Iraqis Strike Deadliest Attack Since War's End

Hard News Article - 3 November 2003

bio curriculum vitae writing portfolio links home

The deadliest single attack on Americans since the end of the war on May 1st occured yesterday in Fallujah as a U.S. dual prop Chinook helicopter was shot down by shoulder-fired missile. 21 soldiers were wounded and 15 were killed as the Chinook crashed into a field.

“Fallujah will always be a cemetery for Americans,” reads the slogan scrawled across the main street sign of this market town between Baghdad and Jordan. Local residents of Fallujah appeared elated at the crash and waved pieces of wreckage to journalists at the scene. Moments after the attack, soldiers secured the area, told journalists to leave the scene and confiscated footage. The downed helicopter will hurt already waining troop morale. The troops who died were about to go on leave.

President Bush was at his Crawford, Texas ranch during the attack and has yet to publicly comment on the incident. A recent opinion poll released yesterday in the U.S. showed that over half of all Americans disapprove of the President’s handling of Iraq and another poll showed that two-thirds of Americans reject his appeal for a further $87 billion to finance the Iraqi occupation. Bush makes this financial appeal at the same time as he pushes to stimulate the weak U.S. economy. Senator Dick Lugar has urged the President to make ammends with France and Germany who have offered no financial assistance towards reconstruction in Iraq.

Senator Joe Biden stated that the U.S. acts as if, “we have won some sort of prize. This is an awful, awful burden. We won the war unilaterally, but we cannot win the peace unilaterally.” More American soldiers have now died during the reconstruction and occupation of Iraq than did during the war to oust Saddam Hussein. Roughly 33 attacks on American personnel occur per day. The downed Chinook follows a deadly series of suicide attacks last week on police stations and the Red Cross which took 35 lives. Notably as well last Sunday a missile attack was launched on a Baghdad hotel within the U.S. secured area of the city killing an American colonel and nearly killing deputy defence secretary Paul Wolfowitz.

In response to the downed Chinook, Donald Rumsfeld remarked, “In a long, hard war, we’re going to have tragic days, as this is. They are part of a war that is difficult and complicated.” Lieutenant-General Ricardo Sanchez, the U.S. commander in Iraq, recently referred to the persistent attacks against his 150,000 troops as “operationally insignificant.”

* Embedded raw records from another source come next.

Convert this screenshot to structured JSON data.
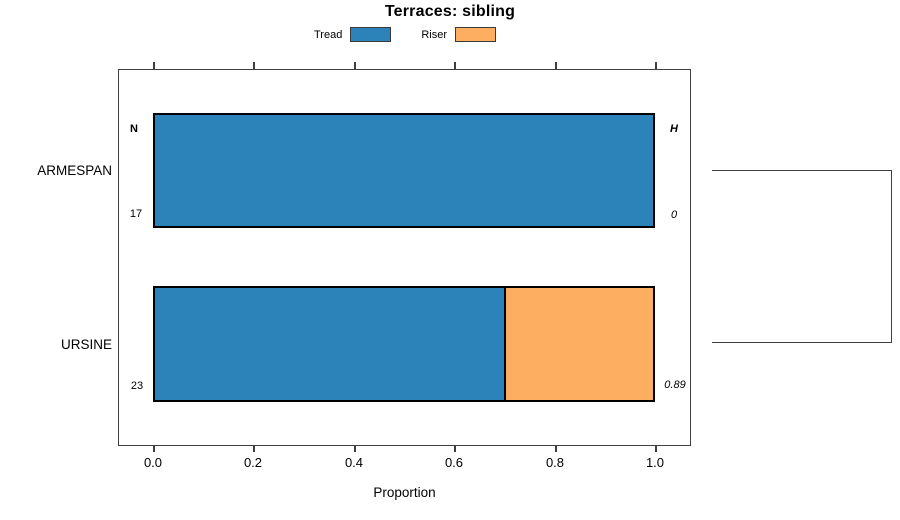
{
  "chart_data": {
    "type": "bar",
    "orientation": "horizontal",
    "stacked": true,
    "title": "Terraces: sibling",
    "xlabel": "Proportion",
    "categories": [
      "ARMESPAN",
      "URSINE"
    ],
    "series": [
      {
        "name": "Tread",
        "color": "#2b83ba",
        "values": [
          1.0,
          0.7
        ]
      },
      {
        "name": "Riser",
        "color": "#fdae61",
        "values": [
          0.0,
          0.3
        ]
      }
    ],
    "xticks": [
      "0.0",
      "0.2",
      "0.4",
      "0.6",
      "0.8",
      "1.0"
    ],
    "xlim": [
      0,
      1
    ],
    "grid": false,
    "legend": {
      "position": "top",
      "entries": [
        "Tread",
        "Riser"
      ]
    },
    "annotations": {
      "n_header": "N",
      "h_header": "H",
      "rows": [
        {
          "category": "ARMESPAN",
          "n": "17",
          "h": "0"
        },
        {
          "category": "URSINE",
          "n": "23",
          "h": "0.89"
        }
      ]
    },
    "dendrogram": {
      "description": "right-side bracket joining ARMESPAN and URSINE"
    }
  },
  "colors": {
    "tread": "#2b83ba",
    "riser": "#fdae61",
    "bar_border": "#000000",
    "axis": "#3f3f3f"
  }
}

Certain analysts have stated that this particular attack may prompt America to rethink its attitude towards Iraq. To this point, American popular opinion, UN concensus or the will of the Iraqi people have not weighed too heavy in policy decision. “This is a new lesson from the resistance, a lesson to the greedy aggressors,” stated a Fallujah resident on the missle attack yesterday.

Last week the U.S. coalition singled out Izzat Ibrahim al-Douri, number two in Hussein’s revolutionary command council, as the mastermind behind the anti-American operation in Iraq. Fallujah has been the strongest area of resistance to the U.S. occupation. The American military claims the resistance forces consist primarily of Hussein’s former Ba’ath government and foreign militants.

The helicopter fleet yesterday was transporting 50 soldiers from Habbaniyah air base outside Fallujah to Baghdad airport. Witnesses saw two missiles launch from a date grove. One missile struck the Chinook and the other missed the helicopters. The attack is believed to have been carried out by the Russian shoulder-fired SA 7 missile known as the “Strella”.

27 American soldiers have been killed in Iraq over the past eight days. At the same time as the missile attack on the Chinook, U.S. military vehicles were destroyed on the streets of Fallujah. Witnesses said that four soldiers were killed but the military has not confirmed this.